Juste qu’on ne vous voit pas dans les différentes manifestations?
Pourtant je suis toujours en phase avec eux. Je participe à leur manifestation même si je ne suis pas en première ligne. Je ne peux pas me dérober face à ce genre de situation qui prend en charge les intérêts du Sénégal. Quel que soit le courant qui combat cette injustice, je suis toujours à leurs côtés. Ceci, tant que cette lutte est justifiée et est surtout menée pour le compte du peuple sénégalais. C’est pour cela que je suis de tout cœur avec Guy Marius Sagna qui est juste un otage du président Macky Sall. Nous exigeons sa libération immédiate car il n’a rien fait qui puisse justifier son arrestation. Les vrais coupables sont connus de tous et ils ne sont pas inquiétés. Il s’agit de ces gens-là qui ont volé nos six mille milliards issus de l’argent du pétrole.

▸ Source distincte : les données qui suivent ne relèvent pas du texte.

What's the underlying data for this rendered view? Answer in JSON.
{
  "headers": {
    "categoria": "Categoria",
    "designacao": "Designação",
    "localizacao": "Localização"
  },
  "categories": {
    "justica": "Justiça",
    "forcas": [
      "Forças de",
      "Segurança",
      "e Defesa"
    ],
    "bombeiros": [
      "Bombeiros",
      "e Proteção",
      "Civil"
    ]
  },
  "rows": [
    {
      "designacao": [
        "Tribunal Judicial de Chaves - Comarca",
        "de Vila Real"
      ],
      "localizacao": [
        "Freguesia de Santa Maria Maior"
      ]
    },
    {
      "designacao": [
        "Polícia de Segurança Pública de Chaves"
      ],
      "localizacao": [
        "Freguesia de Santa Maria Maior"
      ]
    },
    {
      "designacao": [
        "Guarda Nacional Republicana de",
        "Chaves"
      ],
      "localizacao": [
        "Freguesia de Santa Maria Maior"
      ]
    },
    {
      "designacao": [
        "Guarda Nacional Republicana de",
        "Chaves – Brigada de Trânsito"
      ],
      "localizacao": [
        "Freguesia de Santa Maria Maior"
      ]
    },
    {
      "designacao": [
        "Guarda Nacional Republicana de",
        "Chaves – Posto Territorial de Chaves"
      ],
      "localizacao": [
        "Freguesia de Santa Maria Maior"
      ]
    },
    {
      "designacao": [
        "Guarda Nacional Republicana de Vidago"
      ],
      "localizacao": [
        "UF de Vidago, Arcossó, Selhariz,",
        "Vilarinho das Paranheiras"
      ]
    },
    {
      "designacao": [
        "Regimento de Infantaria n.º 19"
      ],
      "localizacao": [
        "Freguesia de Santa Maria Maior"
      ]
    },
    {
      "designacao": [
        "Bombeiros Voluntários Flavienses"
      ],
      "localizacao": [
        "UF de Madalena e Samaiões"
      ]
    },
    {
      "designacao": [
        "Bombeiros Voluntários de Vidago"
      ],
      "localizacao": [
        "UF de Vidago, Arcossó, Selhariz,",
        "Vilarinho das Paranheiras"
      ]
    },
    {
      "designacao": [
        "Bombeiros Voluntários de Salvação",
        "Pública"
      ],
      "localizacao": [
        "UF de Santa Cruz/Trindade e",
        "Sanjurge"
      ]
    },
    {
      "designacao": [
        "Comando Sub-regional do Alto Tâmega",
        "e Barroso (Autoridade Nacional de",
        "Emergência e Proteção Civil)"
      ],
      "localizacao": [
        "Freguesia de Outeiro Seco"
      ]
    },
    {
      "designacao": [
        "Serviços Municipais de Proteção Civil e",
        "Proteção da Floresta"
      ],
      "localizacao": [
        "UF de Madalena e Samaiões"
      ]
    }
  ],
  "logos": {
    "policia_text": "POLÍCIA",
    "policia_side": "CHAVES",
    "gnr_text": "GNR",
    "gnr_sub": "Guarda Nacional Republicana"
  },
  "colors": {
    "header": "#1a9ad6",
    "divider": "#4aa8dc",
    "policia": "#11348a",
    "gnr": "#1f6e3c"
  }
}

Il y a les trafiquants de faux billets et les détourneurs épinglés par des rapports de l’IGE et qui continuent de se pavaner et de narguer le peuple à bord de leurs grosses cylindrées, eux et leurs enfants. Au même moment, on embastille un pauvre innocent qui ne fait que dénoncer la vie chère. Guy est un prisonnier politique et un otage du Président Macky Sall. Ils ont intérêt à le libérer, sinon ils seront responsables de tout ce qui arrivera.